Gaddafi lässt sich wie ein Filmstar feiern
Gaddafi liess sich indes in Tripolis feiern wie ein Filmstar. Im geöffneten Schiebedach seines Geländewagens stehend, im schwarzen Sakko, mit dunkler Sonnenbrille und zerknittertem Schlapphut wurde Gaddafi in einer hupenden Fahrzeugkolonne durch die Hauptstadt chauffiert. Dabei ballte er die Fäuste in Siegerpose, wie die Bilder des libyschen Staatsfernsehens zeigten. Später rief seine Tochter Aischa al-Gaddafi ihre Landsleute zum Widerstand gegen die Aufständischen und ihre Verbündeten auf. «Wer Gaddafi nicht will, der verdient nicht zu leben», sagte sie in der Nacht zum Freitag vor Anhängern im Stützpunkt Bab al-Asisi in Tripolis nach Angaben arabischer Medien. Ihr Vater halte sich nicht nur in Libyen auf, «sondern er ist in den Herzen aller Libyer».

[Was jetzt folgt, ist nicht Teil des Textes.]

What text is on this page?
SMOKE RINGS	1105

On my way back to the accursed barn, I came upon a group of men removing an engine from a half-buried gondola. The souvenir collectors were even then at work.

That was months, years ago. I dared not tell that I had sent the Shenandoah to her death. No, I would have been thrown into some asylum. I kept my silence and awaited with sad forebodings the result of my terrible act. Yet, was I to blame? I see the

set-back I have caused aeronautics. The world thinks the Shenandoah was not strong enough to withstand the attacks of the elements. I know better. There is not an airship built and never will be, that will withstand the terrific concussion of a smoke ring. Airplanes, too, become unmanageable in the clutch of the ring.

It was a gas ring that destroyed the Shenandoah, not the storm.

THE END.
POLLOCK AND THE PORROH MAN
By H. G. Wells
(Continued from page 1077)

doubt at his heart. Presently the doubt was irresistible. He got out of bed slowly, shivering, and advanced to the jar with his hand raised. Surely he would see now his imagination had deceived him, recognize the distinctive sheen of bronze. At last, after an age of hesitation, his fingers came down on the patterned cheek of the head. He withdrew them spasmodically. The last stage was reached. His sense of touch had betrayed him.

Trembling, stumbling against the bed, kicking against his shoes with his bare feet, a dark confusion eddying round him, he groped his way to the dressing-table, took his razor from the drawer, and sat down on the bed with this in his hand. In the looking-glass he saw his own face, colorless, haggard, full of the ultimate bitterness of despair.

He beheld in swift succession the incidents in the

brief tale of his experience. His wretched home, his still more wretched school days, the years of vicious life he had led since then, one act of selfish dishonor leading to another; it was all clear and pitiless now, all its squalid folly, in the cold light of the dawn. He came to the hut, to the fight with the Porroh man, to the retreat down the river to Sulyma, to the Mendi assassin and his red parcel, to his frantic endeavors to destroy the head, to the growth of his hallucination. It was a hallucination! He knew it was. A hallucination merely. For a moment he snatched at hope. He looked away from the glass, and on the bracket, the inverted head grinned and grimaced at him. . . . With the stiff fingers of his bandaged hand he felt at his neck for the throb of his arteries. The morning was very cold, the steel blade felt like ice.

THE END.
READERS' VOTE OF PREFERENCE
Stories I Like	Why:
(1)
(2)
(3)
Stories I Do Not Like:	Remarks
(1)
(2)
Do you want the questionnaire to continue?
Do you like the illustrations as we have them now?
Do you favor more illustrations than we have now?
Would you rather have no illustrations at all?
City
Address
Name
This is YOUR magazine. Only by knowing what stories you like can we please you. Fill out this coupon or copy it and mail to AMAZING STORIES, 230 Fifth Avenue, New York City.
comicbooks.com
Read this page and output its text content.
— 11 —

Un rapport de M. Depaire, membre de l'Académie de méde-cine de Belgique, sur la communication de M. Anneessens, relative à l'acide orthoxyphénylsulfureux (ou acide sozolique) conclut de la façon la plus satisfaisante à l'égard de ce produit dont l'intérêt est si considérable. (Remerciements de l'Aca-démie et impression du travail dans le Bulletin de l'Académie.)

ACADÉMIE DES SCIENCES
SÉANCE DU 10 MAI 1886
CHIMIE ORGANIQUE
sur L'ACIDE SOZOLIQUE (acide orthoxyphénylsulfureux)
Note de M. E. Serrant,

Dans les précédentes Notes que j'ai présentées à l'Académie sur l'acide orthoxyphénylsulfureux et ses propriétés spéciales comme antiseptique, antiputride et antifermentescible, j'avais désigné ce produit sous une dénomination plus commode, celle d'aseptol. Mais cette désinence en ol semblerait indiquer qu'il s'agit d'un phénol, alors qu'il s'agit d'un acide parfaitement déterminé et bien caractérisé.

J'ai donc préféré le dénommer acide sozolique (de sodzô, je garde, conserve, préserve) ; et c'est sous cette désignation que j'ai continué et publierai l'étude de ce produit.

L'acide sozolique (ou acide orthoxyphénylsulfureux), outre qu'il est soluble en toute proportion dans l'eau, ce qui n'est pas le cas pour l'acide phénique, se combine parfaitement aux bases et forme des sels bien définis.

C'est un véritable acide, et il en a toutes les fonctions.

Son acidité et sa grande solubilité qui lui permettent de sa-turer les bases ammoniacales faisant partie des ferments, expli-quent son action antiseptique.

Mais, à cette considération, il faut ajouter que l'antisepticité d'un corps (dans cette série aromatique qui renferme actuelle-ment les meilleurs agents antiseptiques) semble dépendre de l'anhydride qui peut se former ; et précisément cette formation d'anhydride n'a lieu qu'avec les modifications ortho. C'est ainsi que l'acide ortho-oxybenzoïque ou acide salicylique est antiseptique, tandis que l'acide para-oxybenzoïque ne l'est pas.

Tochter Aischa ruft zum Widerstand auf
Aischa al-Gaddafi erinnerte an den 25. Jahrestag des US-Luftangriffs auf Tripolis (15. April 1986). Sie sagte: «Als ich ein Mädchen von gerade einmal neun Jahren war in diesem Haus von Geduld und Tapferkeit, feuerten sie Raketen auf uns ab und versuchten, mich zu töten. Sie töteten damals in Libyen Dutzende von Kindern, und jetzt nach einem Vierteljahrhundert sind es die gleichen Raketen und Bomben, die auf die Köpfe meiner und eurer Kinder regnen, so als wollten sie eine Generation nach der anderen bestrafen.» Die USA hatten den Angriff damals als Reaktion auf die Unterstützung des libyschen Regimes für den internationalen Terrorismus bezeichnet.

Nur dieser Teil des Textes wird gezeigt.